Lifting weights Preparation for crutch walking includes exercises to strengthen arm and shoulder muscles. Position changes help prevent hip flexion contractures but do not prepare the client for crutch walking. Caring for the residual limb promotes healing and helps prepare the limb for the prosthesis; it does not prepare the client for crutch walking. The phantom limb sensation includes a feeling that the absent limb is present; there are no specific exercises for this phenomenon.

The nurse at a health fair has taken a client's blood pressure twice, 10 minutes apart, in the same arm while the client is seated. The nurse records the two blood pressures of 172/104 mm Hg and 164/98 mm Hg. What is the appropriate nursing action in response to these readings? Refer the client to a nutritionist after providing health teaching about a low-sodium diet. Place the client in a recumbent position and call the paramedics for transport to the hospital. Talk with the client to assess whether there is stress in the client's life and refer to a counseling service. Take the client's blood pressure in the other arm and then schedule a healthcare practitioner's appointment for as soon as possible.

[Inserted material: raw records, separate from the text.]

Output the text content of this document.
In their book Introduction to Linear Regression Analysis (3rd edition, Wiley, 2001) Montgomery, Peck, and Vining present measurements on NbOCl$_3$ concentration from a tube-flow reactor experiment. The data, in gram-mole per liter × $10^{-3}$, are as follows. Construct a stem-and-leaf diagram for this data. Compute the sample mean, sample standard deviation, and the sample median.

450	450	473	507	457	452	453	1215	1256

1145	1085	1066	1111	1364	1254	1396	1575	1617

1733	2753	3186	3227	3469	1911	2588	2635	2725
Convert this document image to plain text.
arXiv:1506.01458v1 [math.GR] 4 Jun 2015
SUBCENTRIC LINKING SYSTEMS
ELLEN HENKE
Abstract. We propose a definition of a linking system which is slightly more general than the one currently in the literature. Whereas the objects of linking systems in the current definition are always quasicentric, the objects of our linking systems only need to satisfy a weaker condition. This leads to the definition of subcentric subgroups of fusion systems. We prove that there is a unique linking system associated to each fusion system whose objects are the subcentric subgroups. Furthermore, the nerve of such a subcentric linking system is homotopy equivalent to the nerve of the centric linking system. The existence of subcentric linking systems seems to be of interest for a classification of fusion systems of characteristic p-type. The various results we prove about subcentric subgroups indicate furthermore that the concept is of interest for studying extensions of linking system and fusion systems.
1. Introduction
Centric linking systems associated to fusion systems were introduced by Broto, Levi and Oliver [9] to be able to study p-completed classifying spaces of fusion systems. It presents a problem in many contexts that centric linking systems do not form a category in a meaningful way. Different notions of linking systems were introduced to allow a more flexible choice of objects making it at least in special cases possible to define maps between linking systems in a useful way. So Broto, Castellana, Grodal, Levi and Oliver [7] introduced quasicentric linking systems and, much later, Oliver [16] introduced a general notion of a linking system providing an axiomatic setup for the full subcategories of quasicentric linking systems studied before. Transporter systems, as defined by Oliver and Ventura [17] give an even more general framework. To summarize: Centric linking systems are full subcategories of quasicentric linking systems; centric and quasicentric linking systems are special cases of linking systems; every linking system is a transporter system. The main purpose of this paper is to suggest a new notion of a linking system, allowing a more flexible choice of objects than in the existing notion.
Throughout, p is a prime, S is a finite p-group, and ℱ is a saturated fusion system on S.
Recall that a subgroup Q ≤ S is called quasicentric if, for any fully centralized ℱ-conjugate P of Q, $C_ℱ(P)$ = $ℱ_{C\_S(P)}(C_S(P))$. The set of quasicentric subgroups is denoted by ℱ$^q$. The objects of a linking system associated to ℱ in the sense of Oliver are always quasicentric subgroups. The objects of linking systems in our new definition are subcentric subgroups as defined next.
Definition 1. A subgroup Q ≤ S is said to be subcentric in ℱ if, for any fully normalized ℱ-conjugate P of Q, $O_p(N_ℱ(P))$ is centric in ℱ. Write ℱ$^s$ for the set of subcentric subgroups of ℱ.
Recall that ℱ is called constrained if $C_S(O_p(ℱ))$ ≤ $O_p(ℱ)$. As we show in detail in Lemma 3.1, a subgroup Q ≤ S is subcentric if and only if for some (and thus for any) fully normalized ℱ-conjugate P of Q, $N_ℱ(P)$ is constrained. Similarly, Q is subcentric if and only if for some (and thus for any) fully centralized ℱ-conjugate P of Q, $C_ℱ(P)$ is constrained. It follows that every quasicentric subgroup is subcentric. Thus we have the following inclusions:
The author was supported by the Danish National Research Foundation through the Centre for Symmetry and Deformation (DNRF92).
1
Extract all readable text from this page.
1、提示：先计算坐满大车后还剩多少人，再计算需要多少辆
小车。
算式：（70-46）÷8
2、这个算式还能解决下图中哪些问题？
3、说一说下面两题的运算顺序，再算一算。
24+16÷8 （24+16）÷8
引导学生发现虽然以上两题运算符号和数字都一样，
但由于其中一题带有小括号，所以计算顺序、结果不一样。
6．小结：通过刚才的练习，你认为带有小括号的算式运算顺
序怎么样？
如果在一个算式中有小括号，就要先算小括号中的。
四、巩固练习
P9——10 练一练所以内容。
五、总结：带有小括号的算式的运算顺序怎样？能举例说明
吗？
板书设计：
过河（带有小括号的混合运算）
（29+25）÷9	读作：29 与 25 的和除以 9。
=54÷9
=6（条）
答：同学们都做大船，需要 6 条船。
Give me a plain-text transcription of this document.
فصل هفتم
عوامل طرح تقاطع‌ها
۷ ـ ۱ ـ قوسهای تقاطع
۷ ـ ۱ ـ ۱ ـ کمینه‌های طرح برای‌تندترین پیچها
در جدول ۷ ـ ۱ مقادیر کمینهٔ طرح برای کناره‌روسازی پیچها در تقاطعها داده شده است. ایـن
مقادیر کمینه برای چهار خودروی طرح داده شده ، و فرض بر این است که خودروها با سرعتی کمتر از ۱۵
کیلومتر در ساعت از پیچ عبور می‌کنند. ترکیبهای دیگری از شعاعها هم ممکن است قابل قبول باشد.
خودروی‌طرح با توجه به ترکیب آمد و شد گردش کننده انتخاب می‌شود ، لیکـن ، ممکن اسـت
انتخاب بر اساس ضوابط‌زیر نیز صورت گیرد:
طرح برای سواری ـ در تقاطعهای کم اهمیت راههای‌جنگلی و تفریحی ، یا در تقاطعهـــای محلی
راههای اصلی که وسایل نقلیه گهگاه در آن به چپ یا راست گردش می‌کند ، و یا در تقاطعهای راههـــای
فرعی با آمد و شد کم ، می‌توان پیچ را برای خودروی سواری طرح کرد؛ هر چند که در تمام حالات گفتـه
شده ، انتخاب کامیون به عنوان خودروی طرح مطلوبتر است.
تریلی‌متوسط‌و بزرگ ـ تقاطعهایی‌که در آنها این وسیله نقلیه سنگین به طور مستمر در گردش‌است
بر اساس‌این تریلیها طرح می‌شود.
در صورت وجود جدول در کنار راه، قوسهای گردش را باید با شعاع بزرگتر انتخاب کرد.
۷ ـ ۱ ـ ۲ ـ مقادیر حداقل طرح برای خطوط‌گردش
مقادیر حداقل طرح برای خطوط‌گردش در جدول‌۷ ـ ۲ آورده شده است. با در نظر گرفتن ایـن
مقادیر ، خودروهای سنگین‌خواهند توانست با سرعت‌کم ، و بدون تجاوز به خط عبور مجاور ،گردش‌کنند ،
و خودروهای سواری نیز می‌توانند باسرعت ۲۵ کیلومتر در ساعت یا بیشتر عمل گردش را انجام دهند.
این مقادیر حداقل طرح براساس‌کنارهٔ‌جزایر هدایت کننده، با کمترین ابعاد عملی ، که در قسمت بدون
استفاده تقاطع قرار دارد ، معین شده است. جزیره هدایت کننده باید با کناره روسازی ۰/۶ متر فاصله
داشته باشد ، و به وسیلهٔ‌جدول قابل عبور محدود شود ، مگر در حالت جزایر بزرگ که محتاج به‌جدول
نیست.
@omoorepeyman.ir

Take the client's blood pressure in the other arm and then schedule a healthcare practitioner's appointment for as soon as possible. According to the United States Department of Health and Human Services (Canada: Canadian Heart and Lung Association), both of these readings indicate hypertension and thus require further evaluation by a healthcare provider; having a baseline for both arms can assist the healthcare provider with the medical diagnosis. Teaching about a low-sodium diet is an inadequate intervention. An appointment with a healthcare provider, not a nutritionist, should be scheduled as soon as possible. There are insufficient data to support this emergency intervention (calling the paramedics). The client's elevated blood pressure needs to be evaluated by a healthcare provider and then medical therapy implemented. Although emotional stress can precipitate hypertension, physical causes should be ruled out first.